En su Declaración de 2004 sobre el fracasado Tratado por el que se instituía una Constitución para Europa, el Tribunal Constitucional sostuvo que cabe resolver sin reforma constitucional el problema o cúmulo de problemas que plantea el principio de primacía, pero el argumento que utiliza a favor de esta tesis es a mi juicio por lo menos oscuro. Sin duda supremacía y primacía son en abstracto categorías distintas, pero ¿Cómo considerar suprema una norma que siempre ha de ceder frente a otra que la desplaza? Consciente sin duda de esa dificultad, el Tribunal parece sugerir que la primacía es predicable sólo de las normas del Título Preliminar. Pero si es esto lo que se quiere decir, la reforma constitucional es inexcusable. Pese a la autoridad del Tribunal, sigo creyendo que, como sostuvo también el Consejo de Estado en su dictamen sobre el mismo Tratado, y creen otros muchos estudiosos, es necesaria la reforma constitucional en este punto.

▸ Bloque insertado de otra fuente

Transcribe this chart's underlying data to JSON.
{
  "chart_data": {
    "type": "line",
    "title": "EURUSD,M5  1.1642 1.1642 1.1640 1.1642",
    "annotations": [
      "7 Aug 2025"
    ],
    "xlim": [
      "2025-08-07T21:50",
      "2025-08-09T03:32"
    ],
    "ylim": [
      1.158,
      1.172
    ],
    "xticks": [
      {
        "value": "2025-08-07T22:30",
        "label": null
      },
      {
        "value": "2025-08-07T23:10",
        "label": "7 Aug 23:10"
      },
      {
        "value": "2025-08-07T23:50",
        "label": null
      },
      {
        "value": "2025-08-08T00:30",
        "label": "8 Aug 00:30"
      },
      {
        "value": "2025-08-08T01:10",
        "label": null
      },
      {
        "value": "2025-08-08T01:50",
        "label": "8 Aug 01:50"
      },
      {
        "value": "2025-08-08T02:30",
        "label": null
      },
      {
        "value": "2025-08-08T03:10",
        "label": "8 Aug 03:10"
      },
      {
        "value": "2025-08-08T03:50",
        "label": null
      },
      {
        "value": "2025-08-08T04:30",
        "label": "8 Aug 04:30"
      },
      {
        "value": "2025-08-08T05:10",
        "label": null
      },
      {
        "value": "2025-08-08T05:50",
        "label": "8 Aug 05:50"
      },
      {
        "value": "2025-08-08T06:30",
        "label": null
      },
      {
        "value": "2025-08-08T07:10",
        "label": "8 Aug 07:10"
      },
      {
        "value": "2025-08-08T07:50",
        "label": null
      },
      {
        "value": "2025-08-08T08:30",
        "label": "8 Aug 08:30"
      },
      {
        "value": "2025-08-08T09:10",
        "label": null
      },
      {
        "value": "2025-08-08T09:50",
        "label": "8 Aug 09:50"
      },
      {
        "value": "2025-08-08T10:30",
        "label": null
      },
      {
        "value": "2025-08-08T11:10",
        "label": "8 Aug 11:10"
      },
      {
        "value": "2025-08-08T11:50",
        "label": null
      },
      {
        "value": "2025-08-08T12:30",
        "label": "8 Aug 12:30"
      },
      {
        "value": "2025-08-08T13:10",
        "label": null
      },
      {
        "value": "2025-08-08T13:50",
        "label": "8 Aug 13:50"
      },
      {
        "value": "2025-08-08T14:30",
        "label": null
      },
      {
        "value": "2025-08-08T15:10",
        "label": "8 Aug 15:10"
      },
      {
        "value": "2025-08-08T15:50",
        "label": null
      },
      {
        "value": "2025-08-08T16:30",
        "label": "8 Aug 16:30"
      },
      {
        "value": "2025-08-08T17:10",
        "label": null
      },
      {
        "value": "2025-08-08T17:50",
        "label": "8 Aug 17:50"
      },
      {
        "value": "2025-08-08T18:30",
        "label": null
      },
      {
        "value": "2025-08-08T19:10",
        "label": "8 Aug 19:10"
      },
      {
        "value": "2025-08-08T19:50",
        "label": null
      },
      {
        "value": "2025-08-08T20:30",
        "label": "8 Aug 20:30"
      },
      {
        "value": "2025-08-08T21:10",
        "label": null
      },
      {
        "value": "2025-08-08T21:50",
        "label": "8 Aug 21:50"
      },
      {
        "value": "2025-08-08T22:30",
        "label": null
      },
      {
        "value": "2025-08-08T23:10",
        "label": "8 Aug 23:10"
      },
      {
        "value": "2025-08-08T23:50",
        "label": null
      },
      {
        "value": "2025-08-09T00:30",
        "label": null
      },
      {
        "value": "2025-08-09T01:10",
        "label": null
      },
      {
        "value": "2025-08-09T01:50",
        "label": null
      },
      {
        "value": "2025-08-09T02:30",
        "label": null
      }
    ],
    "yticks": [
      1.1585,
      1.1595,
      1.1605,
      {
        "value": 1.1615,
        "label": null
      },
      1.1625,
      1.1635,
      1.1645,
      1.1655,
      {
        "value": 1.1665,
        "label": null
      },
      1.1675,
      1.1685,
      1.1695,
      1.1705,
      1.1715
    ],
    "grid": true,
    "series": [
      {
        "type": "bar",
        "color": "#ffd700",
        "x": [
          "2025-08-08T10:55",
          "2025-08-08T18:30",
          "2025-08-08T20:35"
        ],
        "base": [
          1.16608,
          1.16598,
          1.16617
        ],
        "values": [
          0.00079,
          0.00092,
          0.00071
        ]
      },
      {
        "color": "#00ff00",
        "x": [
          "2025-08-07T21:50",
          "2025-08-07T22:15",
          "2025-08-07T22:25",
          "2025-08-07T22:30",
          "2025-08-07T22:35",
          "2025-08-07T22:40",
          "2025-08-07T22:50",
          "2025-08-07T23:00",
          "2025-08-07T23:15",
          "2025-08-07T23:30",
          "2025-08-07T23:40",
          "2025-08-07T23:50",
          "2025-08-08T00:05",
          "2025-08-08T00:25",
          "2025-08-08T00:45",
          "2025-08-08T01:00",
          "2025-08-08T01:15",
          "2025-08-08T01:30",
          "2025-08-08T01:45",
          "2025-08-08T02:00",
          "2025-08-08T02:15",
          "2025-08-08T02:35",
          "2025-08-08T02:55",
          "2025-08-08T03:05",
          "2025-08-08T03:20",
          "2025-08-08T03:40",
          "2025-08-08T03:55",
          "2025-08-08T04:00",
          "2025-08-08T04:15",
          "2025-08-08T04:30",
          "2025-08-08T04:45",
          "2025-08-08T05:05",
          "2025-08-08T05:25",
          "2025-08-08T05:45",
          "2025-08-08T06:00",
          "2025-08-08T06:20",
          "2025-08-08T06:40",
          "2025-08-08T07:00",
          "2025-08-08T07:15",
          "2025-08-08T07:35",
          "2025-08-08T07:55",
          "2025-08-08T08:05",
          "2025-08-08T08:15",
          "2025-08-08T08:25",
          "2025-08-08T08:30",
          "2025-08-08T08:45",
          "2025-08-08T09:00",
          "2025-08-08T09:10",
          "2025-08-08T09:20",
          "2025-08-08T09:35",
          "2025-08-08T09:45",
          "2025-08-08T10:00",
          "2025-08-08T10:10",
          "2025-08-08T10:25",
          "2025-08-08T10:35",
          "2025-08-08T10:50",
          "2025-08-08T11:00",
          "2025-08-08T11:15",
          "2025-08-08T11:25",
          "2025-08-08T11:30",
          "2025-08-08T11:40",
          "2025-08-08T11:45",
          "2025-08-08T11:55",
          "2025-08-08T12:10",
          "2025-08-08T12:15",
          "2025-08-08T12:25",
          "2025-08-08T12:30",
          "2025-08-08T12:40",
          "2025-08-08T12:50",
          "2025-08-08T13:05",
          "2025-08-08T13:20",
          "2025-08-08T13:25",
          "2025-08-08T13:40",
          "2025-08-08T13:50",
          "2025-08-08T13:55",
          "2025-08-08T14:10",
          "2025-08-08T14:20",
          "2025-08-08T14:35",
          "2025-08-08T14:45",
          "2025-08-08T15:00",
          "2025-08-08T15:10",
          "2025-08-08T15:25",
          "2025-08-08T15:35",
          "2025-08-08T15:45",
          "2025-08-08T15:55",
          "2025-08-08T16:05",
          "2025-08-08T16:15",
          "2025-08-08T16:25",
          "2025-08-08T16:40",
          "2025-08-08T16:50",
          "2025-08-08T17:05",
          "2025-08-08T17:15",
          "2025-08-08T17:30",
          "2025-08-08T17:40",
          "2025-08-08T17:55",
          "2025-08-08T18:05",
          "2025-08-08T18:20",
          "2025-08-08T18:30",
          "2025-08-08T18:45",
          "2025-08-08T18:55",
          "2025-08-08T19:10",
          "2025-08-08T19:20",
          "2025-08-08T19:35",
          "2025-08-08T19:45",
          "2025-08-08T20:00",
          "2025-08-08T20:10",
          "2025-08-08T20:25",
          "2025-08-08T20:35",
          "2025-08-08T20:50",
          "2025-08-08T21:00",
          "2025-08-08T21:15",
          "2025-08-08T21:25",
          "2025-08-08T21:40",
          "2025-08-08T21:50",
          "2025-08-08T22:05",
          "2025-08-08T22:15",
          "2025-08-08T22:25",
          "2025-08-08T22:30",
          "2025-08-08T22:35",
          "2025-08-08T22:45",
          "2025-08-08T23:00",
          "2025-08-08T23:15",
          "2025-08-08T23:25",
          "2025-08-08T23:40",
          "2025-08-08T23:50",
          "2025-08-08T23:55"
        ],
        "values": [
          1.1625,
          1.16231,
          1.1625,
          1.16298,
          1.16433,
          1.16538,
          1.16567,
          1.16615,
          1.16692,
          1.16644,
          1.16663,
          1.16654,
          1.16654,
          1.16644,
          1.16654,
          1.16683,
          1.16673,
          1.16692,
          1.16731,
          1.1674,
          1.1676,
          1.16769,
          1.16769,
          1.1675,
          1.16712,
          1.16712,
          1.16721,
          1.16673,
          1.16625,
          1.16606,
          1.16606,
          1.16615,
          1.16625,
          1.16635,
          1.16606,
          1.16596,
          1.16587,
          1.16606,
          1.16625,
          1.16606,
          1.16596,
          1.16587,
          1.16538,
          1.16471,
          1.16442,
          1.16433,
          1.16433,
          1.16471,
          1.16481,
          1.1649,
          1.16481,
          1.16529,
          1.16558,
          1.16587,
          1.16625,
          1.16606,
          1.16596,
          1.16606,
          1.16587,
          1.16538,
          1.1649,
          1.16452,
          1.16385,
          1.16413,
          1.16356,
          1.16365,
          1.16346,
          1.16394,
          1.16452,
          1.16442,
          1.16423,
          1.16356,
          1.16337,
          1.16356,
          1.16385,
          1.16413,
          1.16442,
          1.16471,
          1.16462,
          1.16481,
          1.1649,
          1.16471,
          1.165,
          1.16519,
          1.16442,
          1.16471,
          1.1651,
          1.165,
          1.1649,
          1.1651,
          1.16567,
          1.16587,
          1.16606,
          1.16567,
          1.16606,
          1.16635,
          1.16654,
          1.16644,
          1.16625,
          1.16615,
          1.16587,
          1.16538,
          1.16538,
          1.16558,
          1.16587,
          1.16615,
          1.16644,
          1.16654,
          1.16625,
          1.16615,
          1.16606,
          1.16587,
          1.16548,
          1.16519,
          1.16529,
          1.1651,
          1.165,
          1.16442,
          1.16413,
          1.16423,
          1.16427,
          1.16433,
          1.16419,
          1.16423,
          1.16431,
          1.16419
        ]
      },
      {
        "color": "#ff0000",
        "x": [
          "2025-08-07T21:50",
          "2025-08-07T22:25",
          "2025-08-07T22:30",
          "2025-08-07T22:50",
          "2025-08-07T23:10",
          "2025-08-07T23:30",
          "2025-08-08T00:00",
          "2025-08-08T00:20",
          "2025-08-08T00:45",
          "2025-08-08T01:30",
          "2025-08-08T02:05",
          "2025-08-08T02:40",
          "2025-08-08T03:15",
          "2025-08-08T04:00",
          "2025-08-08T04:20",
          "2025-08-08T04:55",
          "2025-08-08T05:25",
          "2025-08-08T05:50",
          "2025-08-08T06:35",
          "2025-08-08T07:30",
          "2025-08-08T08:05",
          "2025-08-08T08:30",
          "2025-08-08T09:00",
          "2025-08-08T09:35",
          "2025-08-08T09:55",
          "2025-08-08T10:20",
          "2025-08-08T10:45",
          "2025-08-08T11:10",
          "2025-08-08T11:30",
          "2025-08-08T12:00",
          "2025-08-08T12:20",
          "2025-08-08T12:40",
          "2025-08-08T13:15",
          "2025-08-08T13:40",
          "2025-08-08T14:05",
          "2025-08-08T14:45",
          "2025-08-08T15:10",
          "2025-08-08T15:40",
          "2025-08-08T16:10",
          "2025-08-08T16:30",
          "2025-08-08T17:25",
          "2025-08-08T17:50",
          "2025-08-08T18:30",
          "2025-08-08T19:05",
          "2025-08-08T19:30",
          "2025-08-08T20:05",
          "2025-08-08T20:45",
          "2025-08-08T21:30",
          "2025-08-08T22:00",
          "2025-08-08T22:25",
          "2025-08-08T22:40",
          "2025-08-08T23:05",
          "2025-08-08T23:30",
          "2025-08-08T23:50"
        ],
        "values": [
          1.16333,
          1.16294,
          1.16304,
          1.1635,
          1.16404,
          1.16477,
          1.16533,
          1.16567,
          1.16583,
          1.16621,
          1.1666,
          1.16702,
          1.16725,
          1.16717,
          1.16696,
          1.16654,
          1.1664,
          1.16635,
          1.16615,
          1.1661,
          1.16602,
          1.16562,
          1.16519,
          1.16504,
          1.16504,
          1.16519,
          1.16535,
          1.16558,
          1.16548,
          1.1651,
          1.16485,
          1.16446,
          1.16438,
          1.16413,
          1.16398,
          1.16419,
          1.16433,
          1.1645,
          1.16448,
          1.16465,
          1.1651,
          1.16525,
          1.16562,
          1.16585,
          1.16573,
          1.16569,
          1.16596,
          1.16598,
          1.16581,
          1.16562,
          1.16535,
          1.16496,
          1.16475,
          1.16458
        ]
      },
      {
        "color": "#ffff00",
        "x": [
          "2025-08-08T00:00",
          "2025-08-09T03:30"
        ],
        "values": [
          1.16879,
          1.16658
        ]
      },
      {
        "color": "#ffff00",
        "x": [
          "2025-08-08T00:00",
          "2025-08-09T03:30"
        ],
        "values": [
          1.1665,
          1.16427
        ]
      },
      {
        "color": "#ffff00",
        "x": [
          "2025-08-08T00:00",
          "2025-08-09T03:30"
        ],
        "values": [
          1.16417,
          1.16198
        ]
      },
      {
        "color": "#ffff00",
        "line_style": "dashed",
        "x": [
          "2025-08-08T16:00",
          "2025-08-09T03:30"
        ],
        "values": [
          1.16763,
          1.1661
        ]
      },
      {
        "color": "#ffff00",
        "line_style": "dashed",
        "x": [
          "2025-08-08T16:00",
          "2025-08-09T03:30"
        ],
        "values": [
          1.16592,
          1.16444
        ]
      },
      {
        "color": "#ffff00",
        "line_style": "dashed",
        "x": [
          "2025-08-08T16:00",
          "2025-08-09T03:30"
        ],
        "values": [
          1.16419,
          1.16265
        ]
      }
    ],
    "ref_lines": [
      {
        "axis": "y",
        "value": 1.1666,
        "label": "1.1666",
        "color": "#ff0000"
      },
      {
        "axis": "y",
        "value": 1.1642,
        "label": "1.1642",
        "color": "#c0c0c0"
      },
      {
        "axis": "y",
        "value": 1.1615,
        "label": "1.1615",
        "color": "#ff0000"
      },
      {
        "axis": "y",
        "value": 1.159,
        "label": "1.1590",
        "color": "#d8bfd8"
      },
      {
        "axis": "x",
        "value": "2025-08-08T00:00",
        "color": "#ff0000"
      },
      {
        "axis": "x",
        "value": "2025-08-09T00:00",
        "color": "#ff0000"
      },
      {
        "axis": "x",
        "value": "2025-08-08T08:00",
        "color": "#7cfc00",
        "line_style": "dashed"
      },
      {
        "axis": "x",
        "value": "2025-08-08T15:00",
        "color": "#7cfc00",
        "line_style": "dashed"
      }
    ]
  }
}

La mayor parte de las propuestas de reforma que entre nosotros se han hecho en relación con este asunto, siguen, como las que se han hecho en otros Estados miembros, el modelo alemán. Llevar a nuestra Constitución, como los alemanes hicieron al reformar su Ley Fundamental en vísperas del Tratado de Maastricht, una habilitación (la fórmula del art. 23.1 es realmente más que eso, casi un mandato) para contribuir al desarrollo de una Unión Europea comprometida con los principios propios del Estado democrático, de derecho, social y federativo, que actúe conforme al principio de subsidiariedad y que preste a los Derechos Fundamentales una protección tan amplia como la que les otorga la propia Ley Fundamental. A contrario, este precepto permite al Estado alemán considerarse no vinculado por los actos y normas de la Unión no concordes con esa caracterización. La “vocación europea” de Alemania es tan decidida, que en el párrafo final de este mismo apartado se admite que las normas europeas, tanto originarias como derivadas, pueden reformar tácitamente la Constitución, siempre que esa reforma no afecte al contenido que el artículo 79.3 declara irreformable, que viene a coincidir con los principios antes enumerados.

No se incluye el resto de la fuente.